For many technology companies here, the solution is to have satellite offices in other places.
Don Brady, CEO of Las Vegas startup Impact Sports, hired a group of engineers in San Diego because he wasn’t confident he could find experts here in the particular type of electrical engineering needed for his product, a heart rate monitor for runners.
“Growing a tech industry isn’t something that happens overnight,” Brady said. “You have to have the university as an incubator, the entrepreneurs and the businesses that will keep people here.”
Another necessary ingredient: investors who will take risks to fund new ideas. Venture capital funding has only trickled into Nevada, and the one group of venture capital investors that maintained an office here has left.
Last year through September, $25 million in venture capital was invested in Nevada companies, according to PricewaterhouseCoopers. Utah ($165.2 million), Arizona ($163.1 million) and New Mexico ($115.1 million) each received more than four times as much funding from venture capital companies in 2007.
Four years ago, a group of local investors formed the Vegas Valley Angels to evaluate proposals and write checks to local startups they deem worthy. In Las Vegas, $10 million to $20 million is invested by local “angels” in technology startups, estimated Ballard, who leads the group.
The angels organization also will teach a course at UNLV’s business school on how to obtain financing for technology ventures.
But one challenge here is that, unlike in other markets, angel investors can’t assume that good investments will be followed up with big venture capital infusions that will allow their companies time to grow. As a result, angels often embrace more modest ideas that will start making money or get acquired by other companies relatively quickly.

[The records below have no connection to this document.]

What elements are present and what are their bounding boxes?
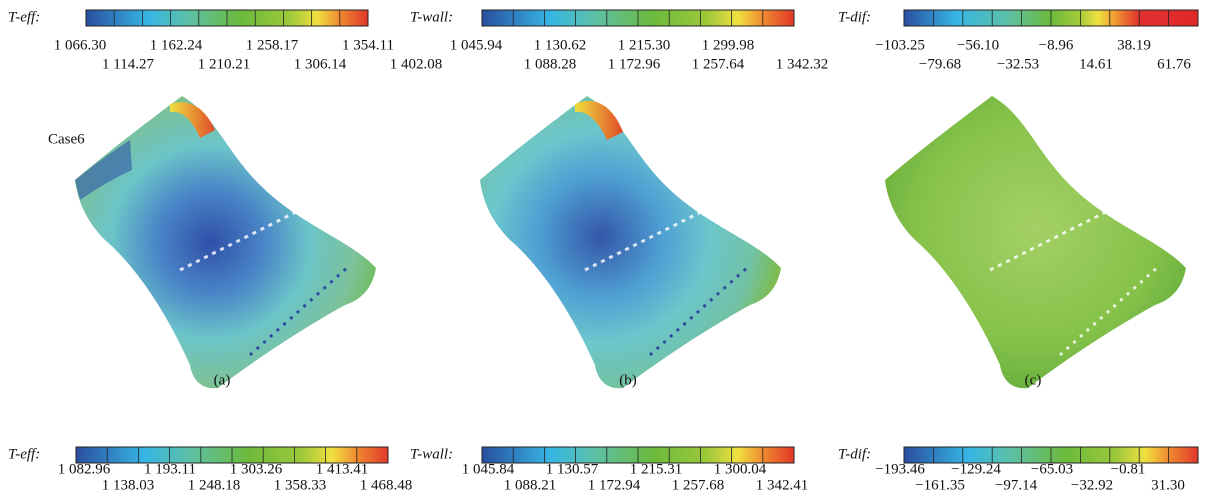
colorbar-tick-label: 1 172.96 [608, 56, 661, 72]
colorbar-tick-label: 1 130.62 [534, 37, 587, 53]
colorbar-tick-label: 1 303.26 [230, 461, 283, 477]
colorbar-tick-label: 1 300.04 [714, 461, 767, 477]
colorbar-tick-label: 1 088.28 [524, 56, 577, 72]
colorbar-label: T-wall: [410, 446, 453, 462]
colorbar-label: T-dif: [838, 9, 871, 25]
blade-b [480, 96, 781, 389]
colorbar-tick-label: −97.14 [995, 477, 1038, 490]
colorbar-tick-label: 1 045.94 [450, 37, 503, 53]
colorbar-tick-label: 1 257.68 [672, 477, 725, 490]
panel-label: (c) [1025, 372, 1042, 388]
panel-a [75, 96, 376, 389]
case-label: Case6 [48, 131, 85, 147]
colorbar-tick-label: 1 088.21 [504, 477, 557, 490]
colorbar-tick-label: 14.61 [1079, 56, 1113, 72]
blade-a [75, 96, 376, 389]
colorbar-tick-label: 1 468.48 [360, 477, 413, 490]
colorbar-tick-label: 1 138.03 [102, 477, 155, 490]
colorbar-tick-label: 38.19 [1117, 37, 1151, 53]
colorbar-tick-label: 1 193.11 [144, 461, 196, 477]
colorbar-tick-label: 1 114.27 [102, 56, 154, 72]
colorbar-tick-label: −0.81 [1111, 461, 1146, 477]
colorbar-tick-label: −32.53 [997, 56, 1039, 72]
blade-hot-edge [575, 100, 623, 140]
colorbar-label: T-eff: [8, 446, 40, 462]
colorbar-tick-label: 1 210.21 [198, 56, 251, 72]
colorbar-tick-label: −79.68 [919, 56, 961, 72]
colorbar-tick-label: −161.35 [915, 477, 965, 490]
colorbar-tick-label: 1 342.41 [756, 477, 809, 490]
colorbar-tick-label: 1 402.08 [390, 56, 443, 72]
colorbar-label: T-eff: [8, 9, 40, 25]
panel-b [480, 96, 781, 389]
colorbar-tick-label: 1 358.33 [274, 477, 327, 490]
colorbar-tick-label: 1 413.41 [316, 461, 369, 477]
colorbar-label: T-wall: [410, 9, 453, 25]
colorbar-tick-label: 1 342.32 [776, 56, 829, 72]
colorbar-tick-label: 61.76 [1157, 56, 1191, 72]
panel-label: (b) [619, 372, 637, 388]
colorbar-tick-label: −129.24 [951, 461, 1001, 477]
panel-c [885, 96, 1186, 389]
colorbar-tick-label: −32.92 [1071, 477, 1113, 490]
cooling-holes [989, 208, 1111, 272]
colorbar-tick-label: 1 162.24 [150, 37, 203, 53]
colorbar-tick-label: 1 082.96 [58, 461, 111, 477]
panel-label: (a) [214, 372, 231, 388]
colorbar-tick-label: −8.96 [1039, 37, 1074, 53]
colorbar-tick-label: 1 257.64 [692, 56, 745, 72]
colorbar-tick-label: 1 045.84 [462, 461, 515, 477]
colorbar-tick-label: 1 130.57 [546, 461, 599, 477]
colorbar-tick-label: 1 354.11 [342, 37, 394, 53]
colorbar-tick-label: −103.25 [875, 37, 925, 53]
colorbar-tick-label: 31.30 [1151, 477, 1185, 490]
colorbar-tick-label: −56.10 [957, 37, 999, 53]
blade-c [885, 96, 1186, 389]
colorbar-tick-label: 1 172.94 [588, 477, 641, 490]
colorbar-tick-label: 1 215.30 [618, 37, 671, 53]
colorbar-tick-label: 1 258.17 [246, 37, 299, 53]
colorbar-tick-label: 1 066.30 [54, 37, 107, 53]
blade-shade [75, 140, 132, 200]
colorbar-tick-label: −193.46 [875, 461, 925, 477]
blade-hot-edge [170, 102, 215, 138]
colorbar-label: T-dif: [838, 446, 871, 462]
cooling-holes [179, 208, 301, 272]
cooling-holes [584, 208, 706, 272]
colorbar-tick-label: 1 299.98 [702, 37, 755, 53]
colorbar-tick-label: 1 306.14 [294, 56, 347, 72]
colorbar-tick-label: −65.03 [1031, 461, 1073, 477]
colorbar-tick-label: 1 248.18 [188, 477, 241, 490]
colorbar-tick-label: 1 215.31 [630, 461, 683, 477]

“The high-tech deal flow here could be better,” said Bill Payne, a member of the Vegas Valley Angels and a consultant for the Kaufman Foundation, which supports entrepreneurship. “I think we are starting to have a lot of the components that make up an entrepreneur-friendly city, including a new cancer center and a relatively strong science and engineering group at the university. I’d like to see more entrepreneur centers that serve as incubators and accelerators of ideas. That’s an area where we’re weak, but the situation is improving, especially at UNLV.”